Panalpina become a major international player in Nairobi in 2015, with the acquisition of perishables firm Airflo and, later, of Air Connection. Thanks to Panalpina’s investments in Kenya, the country’s perishables, including fresh-cut flowers, have become prominent not only in European markets, but also in the Asia-Pacific region. Panalpina currently moves about 65,000 tonnes of flowers, fruits, and vegetables per year to Europe and Asia, but plans to increase that figure 80,000 tonnes by 2020.
Panalpina’s growth in perishables has continued elsewhere in Africa, too. Last year, in addition to Skyservices, Panalpina added FX Logistics, a new air cargo agent in Zimbabwe, to the Panalpina Perishables Network, which spans 26 countries worldwide.

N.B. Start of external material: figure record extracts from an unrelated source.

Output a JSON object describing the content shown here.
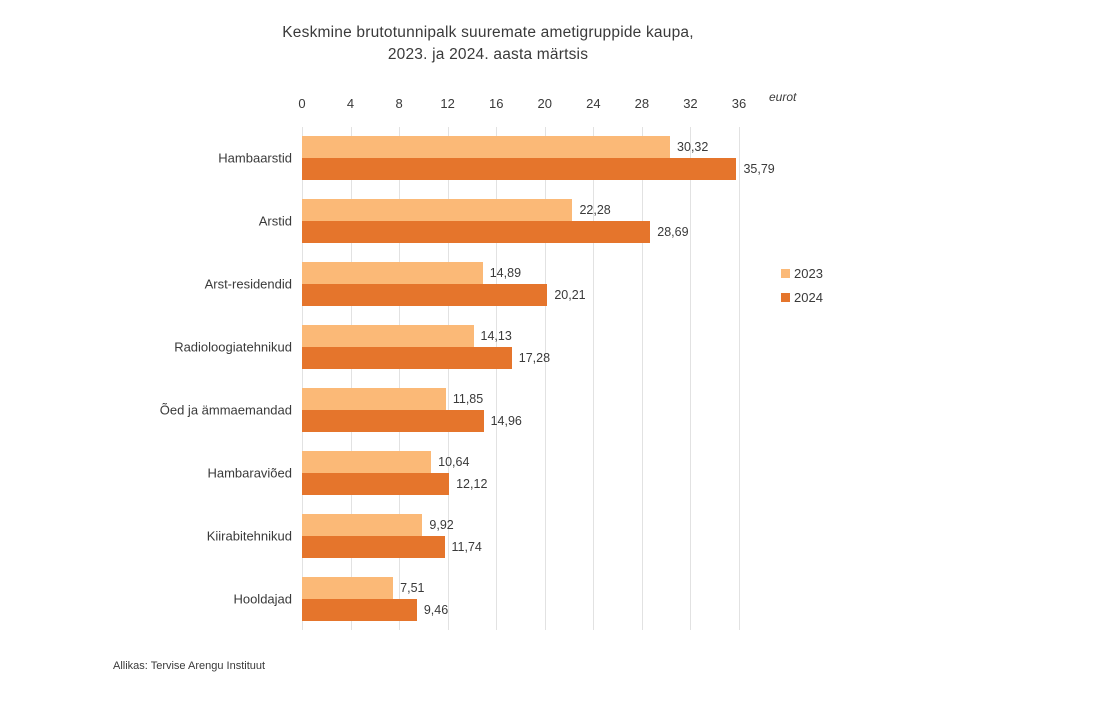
{
  "chart_data": {
    "type": "bar",
    "orientation": "horizontal",
    "title": "Keskmine brutotunnipalk suuremate ametigruppide kaupa,\n2023. ja 2024. aasta märtsis",
    "unit_label": "eurot",
    "categories": [
      "Hambaarstid",
      "Arstid",
      "Arst-residendid",
      "Radioloogiatehnikud",
      "Õed ja ämmaemandad",
      "Hambaraviõed",
      "Kiirabitehnikud",
      "Hooldajad"
    ],
    "series": [
      {
        "name": "2023",
        "color": "#FBB977",
        "values": [
          30.32,
          22.28,
          14.89,
          14.13,
          11.85,
          10.64,
          9.92,
          7.51
        ],
        "labels": [
          "30,32",
          "22,28",
          "14,89",
          "14,13",
          "11,85",
          "10,64",
          "9,92",
          "7,51"
        ]
      },
      {
        "name": "2024",
        "color": "#E5752C",
        "values": [
          35.79,
          28.69,
          20.21,
          17.28,
          14.96,
          12.12,
          11.74,
          9.46
        ],
        "labels": [
          "35,79",
          "28,69",
          "20,21",
          "17,28",
          "14,96",
          "12,12",
          "11,74",
          "9,46"
        ]
      }
    ],
    "x_ticks": [
      0,
      4,
      8,
      12,
      16,
      20,
      24,
      28,
      32,
      36
    ],
    "x_max": 36,
    "grid": true,
    "legend_position": "right",
    "gridline_color": "#e2e2e2",
    "text_color": "#3a3a3a",
    "source": "Allikas: Tervise Arengu Instituut"
  }
}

Panalpina’s chief Swiss rival, Kuehne + Nagel, also made plans for 12,000-square-meter, build-to-suit facility in Johannesburg last November. The new “Skycenter” will provide additional airfreight operations and warehouse space at JNB, and will be equipped with cold rooms, bonded areas, secure areas, high bay racking.
Marcus Balzereit, managing director of K+N Southern Africa, said the new space “is an important milestone to support growth in automotive, perishables and retail logistics,” and is also “an integral part of the KN PharmaChain network” for sub-Saharan Africa. K+N currently has 11 offices in South Africa and, since purchasing Commodity Forwarders, Inc., in 2017, is also one of the largest perishables specialists in Kenya.
Currently, foreign companies dominate the airfreight market for perishables with 90 percent being uplifted by foreign carriers in Kenya, Gadhia said, whereas in Ethiopia, the national carrier, Ethiopian Airlines, uplifts 100 percent of perishables grown in that East African nation.
“More airfreight capacity is needed for perishables in Africa,” he said. “However, this has to be matched with demand – otherwise it will result in capacity dumping, which is the case in certain regions in Africa.”
Some forwarders are seeing an uptick in demand for nonperishables as well, from Africa. “Many large European and U.S. fashion companies are also outsourcing their manufacturing processes to countries like Ethiopia, Kenya and Tanzania,” said Janaka De Silva, vice president of airfreight in the Middle East & Africa region for DB Schenker. “We are involved in this retail business. Additionally, we carry automotive, aerospace parts and consumer electronics to and out of other African countries.”